Martin Cooke
No theory of speech perception can be considered complete without an explanation of how listeners are able to extract meaning from severely degraded forms of speech. Starting with a brief overview of a century of research which has seen the development of many types of distorted speech, followed by some anecdotal evidence that automatic speech recognisers still have some way to go to match listeners' performance in this area, I will describe the outcome of one recent [1] and several ongoing studies into the detailed time course of a listener's response to distorted speech. These studies variously consider the rapidity of adaptation, whether adaptation can only proceed if words are recognised, the degree to which the response to one form of distortion is conditioned on prior experience with other forms, and the nature of adaptation in a language other than one's own native tongue.

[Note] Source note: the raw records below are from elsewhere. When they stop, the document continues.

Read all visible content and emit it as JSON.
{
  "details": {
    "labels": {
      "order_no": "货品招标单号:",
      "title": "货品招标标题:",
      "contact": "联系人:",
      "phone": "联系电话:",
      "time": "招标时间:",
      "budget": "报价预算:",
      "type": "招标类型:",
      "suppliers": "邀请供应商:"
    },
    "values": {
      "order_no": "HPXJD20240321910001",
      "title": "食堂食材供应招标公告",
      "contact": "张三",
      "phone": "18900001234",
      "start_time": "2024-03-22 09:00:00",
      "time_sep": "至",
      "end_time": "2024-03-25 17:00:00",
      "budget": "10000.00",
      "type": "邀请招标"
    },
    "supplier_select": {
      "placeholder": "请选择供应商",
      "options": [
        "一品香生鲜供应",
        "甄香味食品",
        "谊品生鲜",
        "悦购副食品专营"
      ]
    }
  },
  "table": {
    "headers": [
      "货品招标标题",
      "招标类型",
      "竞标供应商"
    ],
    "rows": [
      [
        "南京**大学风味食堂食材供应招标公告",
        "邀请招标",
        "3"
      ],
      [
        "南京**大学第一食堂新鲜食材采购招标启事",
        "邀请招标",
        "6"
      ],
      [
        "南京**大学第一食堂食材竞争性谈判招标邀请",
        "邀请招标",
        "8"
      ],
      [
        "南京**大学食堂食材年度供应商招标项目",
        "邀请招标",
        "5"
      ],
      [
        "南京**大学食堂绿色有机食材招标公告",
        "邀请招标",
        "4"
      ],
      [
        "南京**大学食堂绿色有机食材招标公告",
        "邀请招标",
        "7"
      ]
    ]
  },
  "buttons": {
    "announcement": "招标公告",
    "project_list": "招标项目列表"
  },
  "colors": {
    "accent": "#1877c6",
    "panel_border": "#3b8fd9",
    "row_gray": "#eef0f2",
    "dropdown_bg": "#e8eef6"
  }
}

Taken together, findings from these experiments suggest that listeners are capable of continuous and extremely rapid adaptation to novel forms of speech that differ greatly from the type of input that makes up the vast bulk of their listening experience. It is an open question as to whether big-data-based automatic speech recognition can offer a similar degree of flexibility. [1] Cooke, M, Scharenborg, O and Meyer, B (2022). The time course of adaptation to distorted speech. J. Acoust. Soc. Am. 151, 2636-2646. 10.1121/10.0010235
Martin Cooke is Ikerbasque Research Professor. After starting his career in the UK National Physical Laboratory, he worked at the University of Sheffield for 26 years before taking up his current position. His research has focused on analysing the computational auditory scene, devising algorithms for robust automatic speech recognition and investigating human speech perception. His interests also include the effects of noise on talkers as well as listeners, and second language listening in noise.